Quando ero in crisi per via della mia facoltà, mio padre senza che gli dissi nulla ebbe l’arguzia di comprendere il mio problema e mi dimostrò tutta la sua sensibilità e solidarietà spronandomi ad andare avanti e a scegliere una nuova facoltà.
Ero estremamente sollevato. Provavo una profonda gioia.
Mi capitava di immaginare che lui sapesse tutto da sempre.
Qualche anno fa quando gli hanno diagnosticato una gravissima malattia neurodegenerativa io sono impazzito. Sono stato assalito da ansia e depressione. Mio padre che si era sempre occupato di noi ora aveva bisogno di me.
In quel momento frequentavo l’università. Non avevo nessuna responsabilità e limiti. Avevo una paghetta settimanale. Ero totalmente dipendente da mio padre. Ero particolarmente immaturo. Non avrei mai potuto immaginare che mi sarebbe capitato un dramma così devastante.
Siamo abituati a osservare con grande distacco certe realtà finché poi ci ritroviamo impreparati a viverle a casa. Sono dovuto crescere velocissimamente, dovevo badare a mio padre. Dovevo organizzare il nuovo assetto domestico. Dovevo aiutare mio padre ad accettare questa dannata malattia. Dovevo pensare a portare avanti una casa. Dovevo occuparmi anche di mia madre. Mia madre era già malata da tempo e mio padre era riuscito magistralmente a non caricarci di questo peso. Io fino a quel momento non avevo mai realizzato che mia madre avesse bisogno di aiuto. Nonostante il suo problema ero sempre riuscito a vederla nel suo ruolo di madre che magari faceva fatica rispetto alle altre madri ma più o meno riusciva a occuparsi di noi.
In pratica mi sono trovato a fare il capo-famiglia senza che l’avessi voluto, senza nessuna abilità, senza sapere nulla.
Che grande difficoltà all’inizio. Non avevo l’idea da dove iniziare e non potevo contare su nessun altro famigliare che non fosse mia sorella che sembrava totalmente in balia delle onde.
Bisognava farsi forza. Mascherare le ansie, le paure. Mostrare tranquillità e sicurezza. E andare avanti…
Mio padre aveva bisogno di me. La mia omosessualità ancora per una volta poteva aspettare…
Premessa…
Non è importante sapere chi sono perché non faccio la differenza. La mia è una storia come tante altre. Molti si possono rispecchiare e tanti altri possono prendere ispirazione oppure le complete distanze.

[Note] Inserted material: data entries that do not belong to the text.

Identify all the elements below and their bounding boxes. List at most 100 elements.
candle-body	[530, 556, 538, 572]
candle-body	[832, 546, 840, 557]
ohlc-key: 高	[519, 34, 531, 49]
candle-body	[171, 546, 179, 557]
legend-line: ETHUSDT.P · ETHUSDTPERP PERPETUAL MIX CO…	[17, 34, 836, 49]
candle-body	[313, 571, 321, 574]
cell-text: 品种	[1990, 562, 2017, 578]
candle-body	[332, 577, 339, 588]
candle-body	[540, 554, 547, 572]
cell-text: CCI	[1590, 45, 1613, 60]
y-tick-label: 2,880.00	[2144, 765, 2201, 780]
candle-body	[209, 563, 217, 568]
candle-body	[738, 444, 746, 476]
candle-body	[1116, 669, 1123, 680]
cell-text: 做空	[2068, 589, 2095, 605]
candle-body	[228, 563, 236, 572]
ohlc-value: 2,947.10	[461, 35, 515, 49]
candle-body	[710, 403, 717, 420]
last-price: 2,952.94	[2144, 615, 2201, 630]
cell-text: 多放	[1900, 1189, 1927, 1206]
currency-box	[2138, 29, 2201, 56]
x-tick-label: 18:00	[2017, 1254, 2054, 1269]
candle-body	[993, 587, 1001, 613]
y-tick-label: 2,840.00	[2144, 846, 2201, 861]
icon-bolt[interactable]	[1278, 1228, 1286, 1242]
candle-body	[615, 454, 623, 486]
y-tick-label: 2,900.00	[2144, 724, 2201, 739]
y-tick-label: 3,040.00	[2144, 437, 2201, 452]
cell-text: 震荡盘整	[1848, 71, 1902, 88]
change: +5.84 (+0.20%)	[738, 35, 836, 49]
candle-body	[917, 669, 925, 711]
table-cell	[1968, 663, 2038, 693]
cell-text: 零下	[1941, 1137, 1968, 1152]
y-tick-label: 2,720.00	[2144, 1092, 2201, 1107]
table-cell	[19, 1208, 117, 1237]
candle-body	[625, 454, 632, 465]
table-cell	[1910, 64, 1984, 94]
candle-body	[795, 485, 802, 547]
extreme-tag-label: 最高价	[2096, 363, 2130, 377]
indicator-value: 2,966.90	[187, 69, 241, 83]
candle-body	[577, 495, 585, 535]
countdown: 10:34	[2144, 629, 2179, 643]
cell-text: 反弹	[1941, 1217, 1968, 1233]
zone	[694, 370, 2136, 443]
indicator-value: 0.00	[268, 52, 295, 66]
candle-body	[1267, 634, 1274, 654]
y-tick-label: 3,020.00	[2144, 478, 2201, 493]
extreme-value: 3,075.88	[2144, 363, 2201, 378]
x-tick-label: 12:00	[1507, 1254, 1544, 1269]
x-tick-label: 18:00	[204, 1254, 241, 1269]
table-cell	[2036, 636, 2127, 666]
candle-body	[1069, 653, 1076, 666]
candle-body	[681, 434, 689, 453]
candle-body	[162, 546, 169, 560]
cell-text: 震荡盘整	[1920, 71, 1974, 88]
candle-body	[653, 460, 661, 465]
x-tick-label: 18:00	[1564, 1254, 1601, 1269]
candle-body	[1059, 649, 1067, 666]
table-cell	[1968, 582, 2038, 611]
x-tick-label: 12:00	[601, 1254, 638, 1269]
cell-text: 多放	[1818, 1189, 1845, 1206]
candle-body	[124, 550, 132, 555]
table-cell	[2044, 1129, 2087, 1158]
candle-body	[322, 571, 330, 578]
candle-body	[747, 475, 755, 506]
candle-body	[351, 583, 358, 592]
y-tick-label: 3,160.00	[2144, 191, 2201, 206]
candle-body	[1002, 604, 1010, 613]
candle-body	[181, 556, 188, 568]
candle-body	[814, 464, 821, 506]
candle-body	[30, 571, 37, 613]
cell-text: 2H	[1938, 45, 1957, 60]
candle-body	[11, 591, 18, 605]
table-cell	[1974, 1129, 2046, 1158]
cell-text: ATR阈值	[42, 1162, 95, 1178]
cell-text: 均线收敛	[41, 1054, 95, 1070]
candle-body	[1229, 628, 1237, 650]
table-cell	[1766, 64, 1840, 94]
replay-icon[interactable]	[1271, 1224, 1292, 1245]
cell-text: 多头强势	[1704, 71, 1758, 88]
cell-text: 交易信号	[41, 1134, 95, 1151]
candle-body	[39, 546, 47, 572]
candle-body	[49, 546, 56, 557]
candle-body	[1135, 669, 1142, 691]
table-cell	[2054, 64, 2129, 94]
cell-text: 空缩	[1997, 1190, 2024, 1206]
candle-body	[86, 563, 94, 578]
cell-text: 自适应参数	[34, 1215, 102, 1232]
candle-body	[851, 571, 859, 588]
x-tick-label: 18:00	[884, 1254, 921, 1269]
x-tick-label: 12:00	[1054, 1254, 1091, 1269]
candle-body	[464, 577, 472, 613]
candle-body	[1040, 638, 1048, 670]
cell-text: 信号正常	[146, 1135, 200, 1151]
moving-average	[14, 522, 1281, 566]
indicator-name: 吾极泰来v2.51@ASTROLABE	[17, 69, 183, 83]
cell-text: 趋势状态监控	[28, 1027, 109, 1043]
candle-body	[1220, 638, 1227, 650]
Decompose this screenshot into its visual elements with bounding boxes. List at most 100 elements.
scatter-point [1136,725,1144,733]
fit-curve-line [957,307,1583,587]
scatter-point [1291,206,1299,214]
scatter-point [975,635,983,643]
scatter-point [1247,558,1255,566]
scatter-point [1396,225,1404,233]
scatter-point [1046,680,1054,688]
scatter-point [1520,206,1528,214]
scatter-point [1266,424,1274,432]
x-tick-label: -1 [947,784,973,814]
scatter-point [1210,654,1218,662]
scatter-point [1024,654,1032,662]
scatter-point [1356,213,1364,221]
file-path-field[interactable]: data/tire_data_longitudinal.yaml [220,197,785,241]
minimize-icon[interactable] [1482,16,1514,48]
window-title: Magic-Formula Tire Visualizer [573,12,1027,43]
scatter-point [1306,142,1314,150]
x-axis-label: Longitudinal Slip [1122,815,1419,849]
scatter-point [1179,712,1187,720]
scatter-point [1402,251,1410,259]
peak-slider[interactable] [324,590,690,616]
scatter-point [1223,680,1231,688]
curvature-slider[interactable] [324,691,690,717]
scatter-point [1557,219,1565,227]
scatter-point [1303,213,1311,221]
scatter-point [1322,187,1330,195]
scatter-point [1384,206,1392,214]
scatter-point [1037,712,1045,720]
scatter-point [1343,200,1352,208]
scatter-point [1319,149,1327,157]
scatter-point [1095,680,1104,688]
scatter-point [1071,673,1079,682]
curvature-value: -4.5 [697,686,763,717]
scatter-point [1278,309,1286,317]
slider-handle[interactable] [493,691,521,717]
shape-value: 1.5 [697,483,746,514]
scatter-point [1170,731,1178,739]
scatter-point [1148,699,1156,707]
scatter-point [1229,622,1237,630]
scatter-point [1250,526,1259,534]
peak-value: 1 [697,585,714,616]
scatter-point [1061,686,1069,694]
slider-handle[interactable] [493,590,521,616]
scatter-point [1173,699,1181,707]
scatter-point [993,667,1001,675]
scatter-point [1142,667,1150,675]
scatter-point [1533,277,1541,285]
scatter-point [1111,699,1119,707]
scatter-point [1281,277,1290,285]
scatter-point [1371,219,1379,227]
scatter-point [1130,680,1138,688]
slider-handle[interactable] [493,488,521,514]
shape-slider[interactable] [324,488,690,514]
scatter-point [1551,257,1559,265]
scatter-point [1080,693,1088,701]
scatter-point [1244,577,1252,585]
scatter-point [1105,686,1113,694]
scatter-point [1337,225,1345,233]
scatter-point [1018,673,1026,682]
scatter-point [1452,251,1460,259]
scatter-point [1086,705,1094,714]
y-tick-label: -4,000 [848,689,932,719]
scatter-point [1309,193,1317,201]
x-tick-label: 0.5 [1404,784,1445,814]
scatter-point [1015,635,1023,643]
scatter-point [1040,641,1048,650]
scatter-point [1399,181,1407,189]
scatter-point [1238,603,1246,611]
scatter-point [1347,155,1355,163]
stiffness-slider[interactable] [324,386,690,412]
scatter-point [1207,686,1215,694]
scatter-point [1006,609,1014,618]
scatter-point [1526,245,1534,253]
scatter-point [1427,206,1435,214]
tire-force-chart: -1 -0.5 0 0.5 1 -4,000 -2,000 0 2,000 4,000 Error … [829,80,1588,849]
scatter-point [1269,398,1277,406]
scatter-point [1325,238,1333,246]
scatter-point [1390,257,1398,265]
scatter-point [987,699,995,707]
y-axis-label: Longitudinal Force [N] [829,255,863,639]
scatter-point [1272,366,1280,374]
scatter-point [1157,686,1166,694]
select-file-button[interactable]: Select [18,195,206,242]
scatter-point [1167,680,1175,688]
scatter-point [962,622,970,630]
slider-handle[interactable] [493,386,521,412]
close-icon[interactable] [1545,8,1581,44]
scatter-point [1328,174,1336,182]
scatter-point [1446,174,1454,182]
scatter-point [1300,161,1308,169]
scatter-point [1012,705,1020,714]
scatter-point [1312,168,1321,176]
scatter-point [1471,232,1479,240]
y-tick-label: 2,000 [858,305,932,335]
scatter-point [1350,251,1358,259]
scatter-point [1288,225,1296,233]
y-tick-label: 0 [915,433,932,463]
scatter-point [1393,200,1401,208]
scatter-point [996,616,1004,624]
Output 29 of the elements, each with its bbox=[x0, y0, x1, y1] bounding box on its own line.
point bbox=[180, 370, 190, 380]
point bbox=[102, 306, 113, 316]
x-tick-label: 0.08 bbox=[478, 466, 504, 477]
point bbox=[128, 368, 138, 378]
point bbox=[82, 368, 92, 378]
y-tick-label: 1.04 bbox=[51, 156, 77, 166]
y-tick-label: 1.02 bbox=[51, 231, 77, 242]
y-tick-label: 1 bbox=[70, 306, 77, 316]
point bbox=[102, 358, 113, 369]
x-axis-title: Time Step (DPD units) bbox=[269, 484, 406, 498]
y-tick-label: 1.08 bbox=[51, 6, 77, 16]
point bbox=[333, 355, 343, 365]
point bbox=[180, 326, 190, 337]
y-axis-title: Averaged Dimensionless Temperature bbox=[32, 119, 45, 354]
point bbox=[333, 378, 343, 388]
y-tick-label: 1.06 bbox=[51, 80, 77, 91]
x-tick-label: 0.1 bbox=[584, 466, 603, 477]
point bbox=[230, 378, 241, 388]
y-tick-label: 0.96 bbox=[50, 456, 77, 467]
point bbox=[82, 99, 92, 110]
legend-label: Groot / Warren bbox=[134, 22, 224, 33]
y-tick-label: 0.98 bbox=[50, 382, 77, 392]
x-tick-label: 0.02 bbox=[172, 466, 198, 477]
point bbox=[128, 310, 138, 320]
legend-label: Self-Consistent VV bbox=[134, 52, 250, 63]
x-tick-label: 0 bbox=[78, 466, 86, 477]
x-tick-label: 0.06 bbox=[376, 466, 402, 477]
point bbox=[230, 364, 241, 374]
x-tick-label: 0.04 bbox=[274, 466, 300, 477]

Non ho la pretesa e la presunzione di insegnare come bisognerebbe vivere, anzi vorrei ricevere io stesso dei consigli di vita.
Vorrei creare uno spazio in cui interagire.
Parlare delle difficoltà per risolverle insieme.
Le mie parole scritte suonano come urla di sfogo che rivelano le mie verità: celate e soppresse da troppi anni ormai.
Vorrei con la scrittura e la condivisione trovare La Soluzione.